Thanks for the link. In one of his blogs Mark Russinovich said that
"...problematic client driver ecosystem led to the decision for client
SKUs to ignore physical memory that resides above 4GB, even though they
can theoretically address it." My understanding about this is that
while (some of) the server versions can do this the whole point of
limiting memory access below 4GB on clients with PAE was to specifically
prevent drivers from playing in the upper memory arena. So now I'm not
sure what to think...

http://blogs.technet.com/markrussinovich/archive/2008/07/21/3092070.aspx
Mark's Blog : Pushing the Limits of Windows: Physical Memory

You also don't use this function to allocate memory. All the memory
allocation functions that the drivers (normally) use will always
allocate memory below 4G in 32bit XP.
 
D

dennis

J. P. Gilliver (John) said:
They seemed to solve it OK in the days of DOS and the (I think it was)
640K barrier, with LOADHI (IIRR) and so on; ISTR prog.s and drivers had
to be loadhigh aware, or something like that. It's all a Long Time Ago ...

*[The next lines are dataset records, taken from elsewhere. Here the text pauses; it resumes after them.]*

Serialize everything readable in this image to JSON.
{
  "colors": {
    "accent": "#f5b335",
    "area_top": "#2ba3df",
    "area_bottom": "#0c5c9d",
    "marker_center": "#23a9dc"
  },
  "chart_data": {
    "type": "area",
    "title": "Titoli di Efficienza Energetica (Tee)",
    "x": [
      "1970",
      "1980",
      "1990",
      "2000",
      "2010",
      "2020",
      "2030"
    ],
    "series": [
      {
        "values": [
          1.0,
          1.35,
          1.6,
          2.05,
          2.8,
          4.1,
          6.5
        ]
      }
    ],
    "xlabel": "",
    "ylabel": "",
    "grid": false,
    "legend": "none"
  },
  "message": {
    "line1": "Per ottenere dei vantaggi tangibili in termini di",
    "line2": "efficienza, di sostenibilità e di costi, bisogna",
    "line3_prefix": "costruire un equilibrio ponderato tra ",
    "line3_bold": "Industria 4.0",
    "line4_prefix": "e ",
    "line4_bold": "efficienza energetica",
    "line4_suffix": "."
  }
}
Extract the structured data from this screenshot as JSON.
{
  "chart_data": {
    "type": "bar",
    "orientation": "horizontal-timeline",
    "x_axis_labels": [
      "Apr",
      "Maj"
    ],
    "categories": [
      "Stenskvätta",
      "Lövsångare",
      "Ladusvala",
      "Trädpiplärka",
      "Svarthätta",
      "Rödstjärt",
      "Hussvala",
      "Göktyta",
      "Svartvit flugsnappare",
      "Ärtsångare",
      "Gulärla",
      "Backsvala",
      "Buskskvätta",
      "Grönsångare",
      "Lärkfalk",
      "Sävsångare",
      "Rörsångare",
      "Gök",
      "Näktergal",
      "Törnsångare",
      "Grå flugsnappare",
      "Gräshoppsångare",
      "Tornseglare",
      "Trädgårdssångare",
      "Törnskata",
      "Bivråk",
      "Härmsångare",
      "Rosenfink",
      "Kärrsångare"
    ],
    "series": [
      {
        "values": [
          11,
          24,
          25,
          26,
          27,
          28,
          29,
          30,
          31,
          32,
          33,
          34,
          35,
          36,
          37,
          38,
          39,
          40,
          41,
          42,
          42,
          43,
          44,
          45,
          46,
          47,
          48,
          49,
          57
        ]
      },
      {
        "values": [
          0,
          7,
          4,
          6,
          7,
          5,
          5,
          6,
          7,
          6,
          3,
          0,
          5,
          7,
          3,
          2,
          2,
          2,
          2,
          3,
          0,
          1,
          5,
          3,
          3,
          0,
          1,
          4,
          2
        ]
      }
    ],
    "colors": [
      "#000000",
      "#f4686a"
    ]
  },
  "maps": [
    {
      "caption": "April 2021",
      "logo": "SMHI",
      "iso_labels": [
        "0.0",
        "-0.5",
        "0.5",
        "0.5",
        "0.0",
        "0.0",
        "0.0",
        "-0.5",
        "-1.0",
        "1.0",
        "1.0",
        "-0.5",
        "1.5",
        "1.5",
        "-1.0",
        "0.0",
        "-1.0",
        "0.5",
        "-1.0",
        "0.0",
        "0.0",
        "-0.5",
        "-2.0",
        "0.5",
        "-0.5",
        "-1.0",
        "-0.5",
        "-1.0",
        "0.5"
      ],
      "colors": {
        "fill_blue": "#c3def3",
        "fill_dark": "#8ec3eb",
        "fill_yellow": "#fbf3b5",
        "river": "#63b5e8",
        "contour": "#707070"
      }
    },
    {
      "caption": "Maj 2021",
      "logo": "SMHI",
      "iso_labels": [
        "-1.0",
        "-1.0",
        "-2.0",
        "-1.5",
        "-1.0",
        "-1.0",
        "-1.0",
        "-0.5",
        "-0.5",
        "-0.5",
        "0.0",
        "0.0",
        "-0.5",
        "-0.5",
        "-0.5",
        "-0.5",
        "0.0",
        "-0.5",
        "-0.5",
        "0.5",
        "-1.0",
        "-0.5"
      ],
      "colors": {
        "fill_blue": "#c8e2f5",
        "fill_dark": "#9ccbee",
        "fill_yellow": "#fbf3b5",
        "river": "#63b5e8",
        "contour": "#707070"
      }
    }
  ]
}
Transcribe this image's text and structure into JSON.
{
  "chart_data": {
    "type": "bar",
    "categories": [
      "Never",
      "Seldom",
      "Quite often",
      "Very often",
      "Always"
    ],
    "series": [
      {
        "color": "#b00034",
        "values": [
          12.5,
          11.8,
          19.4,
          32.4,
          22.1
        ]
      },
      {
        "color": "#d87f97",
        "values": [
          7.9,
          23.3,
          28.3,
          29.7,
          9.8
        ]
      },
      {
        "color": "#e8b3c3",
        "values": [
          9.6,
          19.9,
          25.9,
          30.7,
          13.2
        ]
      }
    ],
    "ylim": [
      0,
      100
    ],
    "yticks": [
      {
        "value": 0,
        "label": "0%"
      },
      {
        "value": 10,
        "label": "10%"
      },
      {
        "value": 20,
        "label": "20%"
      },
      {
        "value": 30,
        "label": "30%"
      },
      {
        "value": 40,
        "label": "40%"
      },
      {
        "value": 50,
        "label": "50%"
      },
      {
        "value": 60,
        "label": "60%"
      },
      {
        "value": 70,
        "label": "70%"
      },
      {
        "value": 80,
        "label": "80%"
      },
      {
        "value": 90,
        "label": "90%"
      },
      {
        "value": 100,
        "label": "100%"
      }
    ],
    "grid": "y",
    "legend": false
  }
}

The problem with not all 4GB being usable is because MMIO is overlapping
the address space where your RAM lives. All memory addresses in that
region are redirected to the IO-system. So you cannot get to that RAM.

Memory remapping solves that by remapping ram in that region up above
4G, so you can address it there instead (which 32bit XP doesn't do
willingly).
 
C

Chuck

There is another teensy weensy problem.
Microsoft using various means, does not allow legal modification of windows
core by "outsiders" to allow relocation to "unused" memory.
Since hardware, with a proper memory manager, in hardware and software,
usually can do such things, the problem ends up going back to Microsoft's
code.
After all, memory mapping is a very old technique, going back to the
minicomputers, if not farther back in history. Some of the minicomputers
had an rough equivalent to Windows swap file, in that if enough memory was
installed, resided in memory rather than only on disk. At one point, some
of HP's systems swapped out almost anything that was not currently in use.
The ops system maintained a table that was used to find everything.
(1970's) long before Apple, etc. One of the major problems is the
compatibility issue with older P/C hardware and "standards" that are the
result of "IBM compatibility", based on a crippled hardware design intended
to prevent competition with mainframe capabilities and save hardware costs.
The older schemes also were usually intended for use with multiusers, be the
"users" a physical person, or a process.